Bei der Nutzung der VR-Simulationen durch Mitarbeiter*innen mit unterschiedlichen Kompetenzniveaus wurde deutlich, dass die Übertragung von arbeitsbezogenen Bewältigungspraxen einen wesentlichen Bestandteil des Austausches darstellt. Die VR-Simulationen boten durch die Abbildung typischer Lernszenarien einen Raum, arbeitsbezogene Situationen mit einer inhaltlichen Lerndidaktik zu simulieren, über die sich im Multiuser Modus untereinander ausgetauscht werden konnte. Dies regte nicht nur zu einer generellen Kommunikation in der VR an, sondern schaffte Raum für die Entwicklung gemeinsamer Strategien der Aufgabenbewältigung. Die Aufgabenbewältigung verlief dabei nicht wie zu vermuten einseitig (Kompetentere Mitarbeiter*innen leiten durch die), sondern wurde in den überwiegenden Fällen gemeinsam durchgeführt.

6.4.4 Kollaboration

Bei der Durchführung der Evaluationen im Multiuser Modus konnten verschiedene Arten und Ausprägungen der Zusammenarbeit beobachtet werden (Weigel et al., 2021b). Diese kann man in Kooperation (Absprache von Aufgaben), interagierende Aufgaben (Pendel ausrichten) und Kollaboration (gemeinsame Nutzung der Hebebühne) unterscheiden.

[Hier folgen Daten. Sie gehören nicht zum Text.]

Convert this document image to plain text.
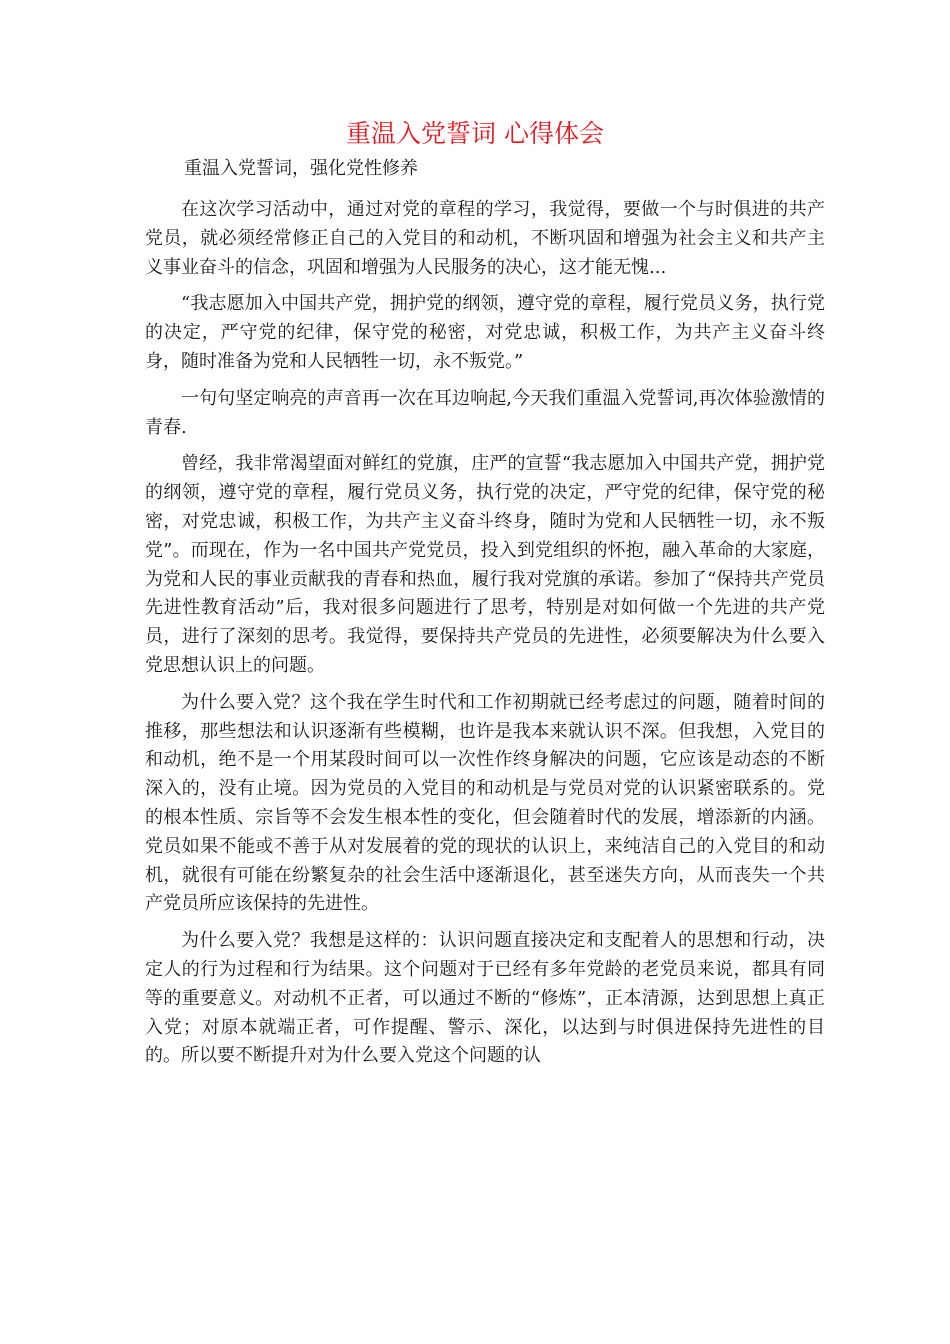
重温入党誓词 心得体会

重温入党誓词，强化党性修养

在这次学习活动中，通过对党的章程的学习，我觉得，要做一个与时俱进的共产党员，就必须经常修正自己的入党目的和动机，不断巩固和增强为社会主义和共产主义事业奋斗的信念，巩固和增强为人民服务的决心，这才能无愧...

“我志愿加入中国共产党，拥护党的纲领，遵守党的章程，履行党员义务，执行党的决定，严守党的纪律，保守党的秘密，对党忠诚，积极工作，为共产主义奋斗终身，随时准备为党和人民牺牲一切，永不叛党。”

一句句坚定响亮的声音再一次在耳边响起,今天我们重温入党誓词,再次体验激情的青春.

曾经，我非常渴望面对鲜红的党旗，庄严的宣誓“我志愿加入中国共产党，拥护党的纲领，遵守党的章程，履行党员义务，执行党的决定，严守党的纪律，保守党的秘密，对党忠诚，积极工作，为共产主义奋斗终身，随时为党和人民牺牲一切，永不叛党”。而现在，作为一名中国共产党党员，投入到党组织的怀抱，融入革命的大家庭，为党和人民的事业贡献我的青春和热血，履行我对党旗的承诺。参加了“保持共产党员先进性教育活动”后，我对很多问题进行了思考，特别是对如何做一个先进的共产党员，进行了深刻的思考。我觉得，要保持共产党员的先进性，必须要解决为什么要入党思想认识上的问题。

为什么要入党？这个我在学生时代和工作初期就已经考虑过的问题，随着时间的推移，那些想法和认识逐渐有些模糊，也许是我本来就认识不深。但我想，入党目的和动机，绝不是一个用某段时间可以一次性作终身解决的问题，它应该是动态的不断深入的，没有止境。因为党员的入党目的和动机是与党员对党的认识紧密联系的。党的根本性质、宗旨等不会发生根本性的变化，但会随着时代的发展，增添新的内涵。党员如果不能或不善于从对发展着的党的现状的认识上，来纯洁自己的入党目的和动机，就很有可能在纷繁复杂的社会生活中逐渐退化，甚至迷失方向，从而丧失一个共产党员所应该保持的先进性。

为什么要入党？我想是这样的：认识问题直接决定和支配着人的思想和行动，决定人的行为过程和行为结果。这个问题对于已经有多年党龄的老党员来说，都具有同等的重要意义。对动机不正者，可以通过不断的“修炼”，正本清源，达到思想上真正入党；对原本就端正者，可作提醒、警示、深化，以达到与时俱进保持先进性的目的。所以要不断提升对为什么要入党这个问题的认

Kooperation zeichnet sich dadurch aus, dass die Mitarbeiter*innen sich miteinander absprechen. In den Experimenten wurden unter anderem Absprachen über Aufgabenabläufe, das Organisieren von Werkzeugen und die Orientierung im Raum getroffen.

„Wenn einer von uns irgendwie einen Arbeitsschritt gemacht hat, dann hat der andere gesagt, okay, dann hole ich schon mal das, damit das bereitliegt und wir haben uns da schon ganz gut aufeinander abgestimmt, fand ich.“ – Manfred, Konstrukteur, 37 Jahre

„Wenn ich mein Werkzeug auf den Boden gelegt habe und er es schon mal ins Auto gebracht hat oder mal Sachen schon mal geholt hat, während ich jetzt auf der Leiter stand oder sowas. Also das sind, klar da merkt man die Unterstützung.“ – IVo03 – Felix, Informatiker, 21 Jahre

„Wenn einer schon was in der Hand hat, dass der andere dann schon mal den nächsten Schritt sich einliest. Ich denke, das hat ganz gut geklappt bei uns beiden. Dass wir so ein bisschen aufeinander geachtet haben, was macht der eine, was macht der andere.“ – Veronica, Konstrukteurin, 29 Jahre

Bei interagierenden Aufgaben ist der Fokus der Interaktion vorwiegend aufgabenbezogen. Die Aufgaben sind dabei mehrphasig und so gestellt, dass sie durch eine gemeinsame Bearbeitung einfacher oder effizienter werden. In unserem Anwendungsfall bietet sich das Ausrichten des Pendels als Beispiel an: Mitarbeiter*innen müssen die Leiter (oder die Hebebühne) nutzen, um das Pendel einzuhängen. Anschließend muss das Pendel vom Boden aus ausgerichtet werden. Dabei gibt es zwei Optionen: Entweder man steigt von der Leiter ab, justiert die Ausrichtschrauben und steigt wieder auf die Leiter, um das Pendel zu entfernen oder ein*e zweite*r Mitarbeiter*in übernimmt das Ausrichten, sodass Mitarbeiter*in 1 auf der Leiter stehen bleiben kann, um im Anschluss das Pendel zu entfernen.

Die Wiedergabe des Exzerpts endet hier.